Otro caso fue el del activista Vladimir Kara-Murza, periodista y opositor al Kremlin, que sufrió no uno sino dos presuntos ataques. Luego de realizar múltiples denuncias contra figuras del oficialismo en la Fundación Open Russia, Kara-Murza quedó en coma en 2015 con un fallo múltiple de órganos vitales. Necesitó asistencia respiratoria y diálisis, pero sobrevivió. Dos años después, afirmó que sufrió un segundo envenenamiento que lo dejó varios meses hospitalizado, primero en Rusia y después en Estados Unidos, donde recibió transfusiones de sangre.
En 2005, Boris Volodarsky, un ex espía que vivía en Viena, escribió en The Wall Street Journal “La fábrica de venenos del KGB”. Meses más tarde de esta publicación comenzó a sufrir fuertes vómitos y fiebre muy alta, y se declaró envenenado. También sobrevivió. Médicos austríacos identificaron tres meses después un envenenamiento con dioxina del tipo TCDD, un agente cancerígeno que produce un acné en la piel.
Por eso la negativa de Putin a que se relacionara a la inteligencia rusa con el atentado contra Skripal y su hija resultaba, cuanto menos, poco creíble.
En Londres no le creyeron, y la primera ministra inglesa, Teresa May, ordenó la expulsión de 23 diplomáticos rusos para, según dijo, “desmantelar la red de espionaje rusa en el Reino Unido”, ya que estos diplomáticos habían sido identificados como “agentes de inteligencia no declarados”.

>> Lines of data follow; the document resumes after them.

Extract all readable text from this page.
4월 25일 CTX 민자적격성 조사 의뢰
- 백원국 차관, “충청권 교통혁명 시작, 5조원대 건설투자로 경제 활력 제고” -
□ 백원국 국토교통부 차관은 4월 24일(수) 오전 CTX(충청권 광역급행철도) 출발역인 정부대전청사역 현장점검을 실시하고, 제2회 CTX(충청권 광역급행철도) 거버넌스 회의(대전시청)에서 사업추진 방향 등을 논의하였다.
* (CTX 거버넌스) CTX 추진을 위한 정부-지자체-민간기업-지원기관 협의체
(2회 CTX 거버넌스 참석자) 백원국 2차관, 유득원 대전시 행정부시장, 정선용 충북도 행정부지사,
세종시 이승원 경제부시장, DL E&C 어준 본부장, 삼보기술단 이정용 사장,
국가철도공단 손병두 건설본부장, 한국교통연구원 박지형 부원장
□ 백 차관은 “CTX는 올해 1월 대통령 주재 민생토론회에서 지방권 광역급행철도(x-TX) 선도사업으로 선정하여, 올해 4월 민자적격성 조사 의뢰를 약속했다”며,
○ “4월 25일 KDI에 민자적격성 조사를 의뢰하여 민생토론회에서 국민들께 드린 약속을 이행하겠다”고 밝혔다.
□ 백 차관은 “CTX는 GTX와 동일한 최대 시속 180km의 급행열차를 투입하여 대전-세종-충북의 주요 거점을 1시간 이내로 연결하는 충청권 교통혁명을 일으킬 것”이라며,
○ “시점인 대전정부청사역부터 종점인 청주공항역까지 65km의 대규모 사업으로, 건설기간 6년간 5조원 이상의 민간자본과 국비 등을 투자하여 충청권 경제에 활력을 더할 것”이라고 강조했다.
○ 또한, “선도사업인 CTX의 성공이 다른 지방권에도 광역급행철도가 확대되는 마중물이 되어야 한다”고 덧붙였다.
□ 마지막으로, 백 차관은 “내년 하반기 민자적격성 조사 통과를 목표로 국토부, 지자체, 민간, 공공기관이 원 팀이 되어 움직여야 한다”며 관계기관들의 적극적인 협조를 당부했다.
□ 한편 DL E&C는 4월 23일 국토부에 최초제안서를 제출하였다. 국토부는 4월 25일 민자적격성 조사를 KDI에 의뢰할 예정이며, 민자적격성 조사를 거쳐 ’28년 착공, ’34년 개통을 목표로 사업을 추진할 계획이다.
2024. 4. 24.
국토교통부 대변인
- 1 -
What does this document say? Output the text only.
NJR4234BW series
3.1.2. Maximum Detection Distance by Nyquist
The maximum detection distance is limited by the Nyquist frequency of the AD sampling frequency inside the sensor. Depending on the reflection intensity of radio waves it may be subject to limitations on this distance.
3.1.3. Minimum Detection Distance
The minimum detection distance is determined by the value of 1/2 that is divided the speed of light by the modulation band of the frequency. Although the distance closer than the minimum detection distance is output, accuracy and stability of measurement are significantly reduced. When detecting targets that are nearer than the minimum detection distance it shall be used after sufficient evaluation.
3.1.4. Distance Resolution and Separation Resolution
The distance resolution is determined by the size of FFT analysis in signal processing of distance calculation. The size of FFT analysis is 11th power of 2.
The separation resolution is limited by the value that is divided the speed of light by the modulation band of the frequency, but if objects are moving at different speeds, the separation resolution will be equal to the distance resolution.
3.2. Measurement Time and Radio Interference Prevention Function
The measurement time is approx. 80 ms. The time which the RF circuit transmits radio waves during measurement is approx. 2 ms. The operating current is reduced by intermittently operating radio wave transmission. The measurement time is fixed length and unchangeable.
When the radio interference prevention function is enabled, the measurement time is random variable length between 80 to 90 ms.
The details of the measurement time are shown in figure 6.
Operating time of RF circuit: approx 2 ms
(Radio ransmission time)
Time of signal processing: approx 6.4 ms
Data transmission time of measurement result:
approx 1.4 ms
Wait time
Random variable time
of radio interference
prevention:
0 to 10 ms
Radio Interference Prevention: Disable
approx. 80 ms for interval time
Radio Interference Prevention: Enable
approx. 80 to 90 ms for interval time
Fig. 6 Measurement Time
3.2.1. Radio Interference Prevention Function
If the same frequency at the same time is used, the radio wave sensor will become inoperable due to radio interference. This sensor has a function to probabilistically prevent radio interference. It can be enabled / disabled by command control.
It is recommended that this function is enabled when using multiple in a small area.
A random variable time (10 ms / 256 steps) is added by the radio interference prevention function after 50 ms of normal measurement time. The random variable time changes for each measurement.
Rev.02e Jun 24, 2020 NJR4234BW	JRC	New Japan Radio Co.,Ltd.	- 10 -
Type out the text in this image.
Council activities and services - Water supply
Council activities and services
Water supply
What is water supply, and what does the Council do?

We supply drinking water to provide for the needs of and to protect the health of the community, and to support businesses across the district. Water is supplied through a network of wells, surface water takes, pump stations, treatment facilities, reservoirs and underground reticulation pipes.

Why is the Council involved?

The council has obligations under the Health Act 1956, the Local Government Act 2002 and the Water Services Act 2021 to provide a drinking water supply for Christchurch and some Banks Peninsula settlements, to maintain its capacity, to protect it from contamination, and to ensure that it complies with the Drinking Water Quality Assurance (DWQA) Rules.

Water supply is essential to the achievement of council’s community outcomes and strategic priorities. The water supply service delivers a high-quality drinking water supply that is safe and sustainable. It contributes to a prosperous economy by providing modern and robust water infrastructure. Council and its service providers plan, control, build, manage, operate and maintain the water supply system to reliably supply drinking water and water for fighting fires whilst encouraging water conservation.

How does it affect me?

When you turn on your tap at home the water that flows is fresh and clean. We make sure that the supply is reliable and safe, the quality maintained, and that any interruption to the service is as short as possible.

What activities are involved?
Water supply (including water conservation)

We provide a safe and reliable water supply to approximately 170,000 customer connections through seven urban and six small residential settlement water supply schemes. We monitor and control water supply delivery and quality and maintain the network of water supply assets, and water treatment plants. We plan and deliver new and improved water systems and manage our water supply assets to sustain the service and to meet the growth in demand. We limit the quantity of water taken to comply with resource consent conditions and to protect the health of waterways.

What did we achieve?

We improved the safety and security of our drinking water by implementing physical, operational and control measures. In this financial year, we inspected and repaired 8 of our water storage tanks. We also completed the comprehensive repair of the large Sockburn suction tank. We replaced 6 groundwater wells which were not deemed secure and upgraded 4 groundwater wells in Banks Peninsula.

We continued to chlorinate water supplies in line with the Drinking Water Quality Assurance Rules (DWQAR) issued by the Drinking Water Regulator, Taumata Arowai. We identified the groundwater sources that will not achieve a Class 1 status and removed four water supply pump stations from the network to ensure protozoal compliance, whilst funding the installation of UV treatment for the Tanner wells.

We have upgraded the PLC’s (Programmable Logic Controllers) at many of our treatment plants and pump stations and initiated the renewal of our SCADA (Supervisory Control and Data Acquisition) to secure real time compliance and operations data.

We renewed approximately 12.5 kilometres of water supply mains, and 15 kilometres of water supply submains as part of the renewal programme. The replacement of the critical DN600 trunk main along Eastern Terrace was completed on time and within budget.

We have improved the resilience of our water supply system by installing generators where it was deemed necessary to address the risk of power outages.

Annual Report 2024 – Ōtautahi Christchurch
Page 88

A todo esto, apenas dados de alta en el hospital, Serguéi y Yulia Skripal dejaron su casa de Salisbury y durante mucho tiempo su paradero fue desconocido.
Nuevas identidades
Durante el año que siguió al atentado, Serguéi y su hija Yulia vivieron en dos casas de seguridad del MI6 mientras se les proporcionaban nuevas identidades y se planificaba su futuro.
Durante ese período, también, la inteligencia británica sondeó a la CIA sobre la posibilidad de enviarlos a los Estados Unidos, opción que fue descartada por ser un destino riesgoso. También se exploraron posibilidades en Australia, Canadá y Nueva Zelanda e, incluso, la de que permanecieron en el Reino Unido.
En junio de 2020, el diario británico The Sunday Times informó que, según una fuente del gobierno, padre e hija se habían radicado en Nueva Zelanda, en una ciudad que se negó a precisar, con identidades nuevas.
Cuando fue consultado, el Ministerio del Interior británico se negó a confirmar o desmentir la información.
“No comentamos asuntos de inteligencia”, fue la respuesta.